Sarah Fuller the First Woman to Score Points in A Power Five Conference Game

On November 28th, the Vanderbilt football team suited up to compete against the University of Missouri in a Power Five conference game. Vanderbilt was expected to get demolished, yet this game was one of the most anticipated in the season– All because of number. 32, Sarah Fuller.  

Sarah Fuller is a Vanderbilt senior originally from Wylie, Texas. She has played four seasons with Vanderbilt’s women’s soccer team. This past season she started as keeper and assisted the team in winning their first SEC title since 1994.

After winning the title Fuller assumed her collegiate athletic career was over. However, just a few days after the win she got a call from the women’s soccer associate head coach asking if she’d be willing to help the football team.

The football team was in trouble do to positive COVID-19 cases. They needed help in special teams positions, and Fuller was the perfect fit. She was already following the athletic departments COVID-19 testing protocol and her coaches knew she could get the job done.

The same day Fuller received the call, she joined the rest of the team on the field to prepare for the game against Missouri.

“She’s really good with a soccer ball, seems like she’s pretty good with a football, too.” Vanderbilt Football Head Coach Derek Mason said to reporters proceeding the teams first practice with Fuller.

Only a few days later she took to the field, ready to fill in where needed. She waited patiently on the sidelines and cheered on her new team-mates, when finally, they required her help in the second half.

“Honestly I was just really calm,” Fuller said on SEC Network, “The SEC (soccer) championship was more stressful if I’m going to be honest.”

Fuller started by using squib kick, a short and low kick that usually causes the ball to bounce around on the ground before it can be picked up by a member of the receiving team. Although there was controversy on whether the kick was purposeful, Head Coach Derek Mason has said he asked her to do a squib kick because he knew she was familiar with delivering low kicks from soccer.

Fuller didn’t receive another opprotunity to go in that game due to the Vanderbilt Commodores being obliterated by the Missouri Tigers. That didn’t matter, though, by stepping on the field Fuller made history as the first woman to play in a Power Five college football game.

She joined Katie Hinda and April Goss as the third woman to play in the NCAA Division 1 Football Subdivision.

On December 12, Fuller made history again. She stepped on the field with only a minute to go in the first quarter.
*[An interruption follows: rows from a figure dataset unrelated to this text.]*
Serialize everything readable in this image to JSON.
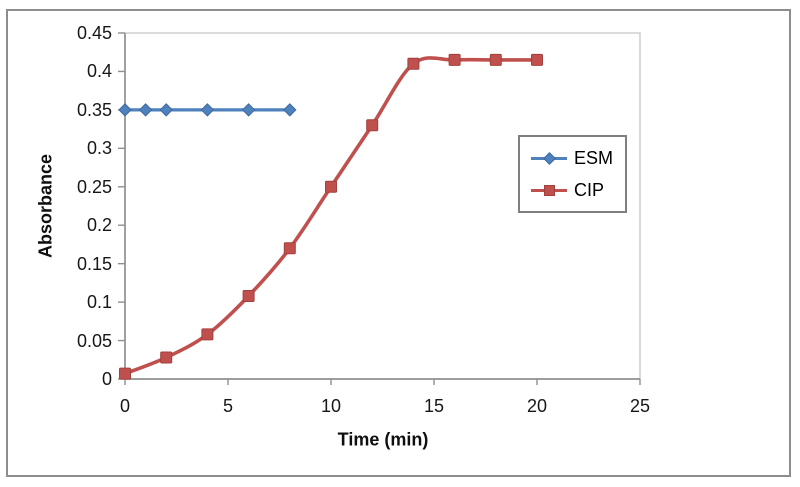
{
  "figure": {
    "background": "#ffffff",
    "border_color": "#8d8d8d",
    "axis_color": "#8f8f8f",
    "plot_border_color": "#c6c6c6",
    "tick_text_color": "#171717"
  },
  "chart_data": {
    "type": "line",
    "title": "",
    "xlabel": "Time (min)",
    "ylabel": "Absorbance",
    "xlim": [
      0,
      25
    ],
    "ylim": [
      0,
      0.45
    ],
    "x_ticks": [
      0,
      5,
      10,
      15,
      20,
      25
    ],
    "y_ticks": [
      0,
      0.05,
      0.1,
      0.15,
      0.2,
      0.25,
      0.3,
      0.35,
      0.4,
      0.45
    ],
    "y_tick_labels": [
      "0",
      "0.05",
      "0.1",
      "0.15",
      "0.2",
      "0.25",
      "0.3",
      "0.35",
      "0.4",
      "0.45"
    ],
    "grid": false,
    "legend_position": "middle-right",
    "series": [
      {
        "name": "ESM",
        "color": "#4f81bd",
        "edge": "#3d699f",
        "marker": "diamond",
        "line_width": 3.2,
        "x": [
          0,
          1,
          2,
          4,
          6,
          8
        ],
        "y": [
          0.35,
          0.35,
          0.35,
          0.35,
          0.35,
          0.35
        ]
      },
      {
        "name": "CIP",
        "color": "#c0504d",
        "edge": "#a2403d",
        "marker": "square",
        "line_width": 3.6,
        "x": [
          0,
          2,
          4,
          6,
          8,
          10,
          12,
          14,
          16,
          18,
          20
        ],
        "y": [
          0.007,
          0.028,
          0.058,
          0.108,
          0.17,
          0.25,
          0.33,
          0.41,
          0.415,
          0.415,
          0.415
        ]
      }
    ]
  }
}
Vanderbilt was down by one to Tennessee and needed Fuller to succeed in order to go into the second quarter tied.

Vanderbilt interim head coach made the decision to put Fuller in. “We get in the game and she was highly accurate with it in that range, the extra points and inside the 10, so she was going to get those,” Fitch said. “The other kickers were going to get it further back.”

Fuller successfully made her kick, thus, she became the first woman to score in a Power-5 college football game.

“This whole time has been if I can do it, if I’m good enough to do it,” Fuller said after the game to ESPN “It wasn’t if I was a girl or not. So that’s something I’ve really appreciated. At the end of the day, they treated me like an athlete and that’s the best I could ask for.”

She was treated like an athlete. An athlete who was thrown into a situation and figured out how to succeed in that situation. Fuller had only days to do what some football players practice for years to succeed in. She was in the right place at the right time and when the coaches looked for an alternate, they found her. It was never about her being a girl it was about her being an athlete. They looked for the best person in order to succeed and that person just happened to be Sarah Fuller.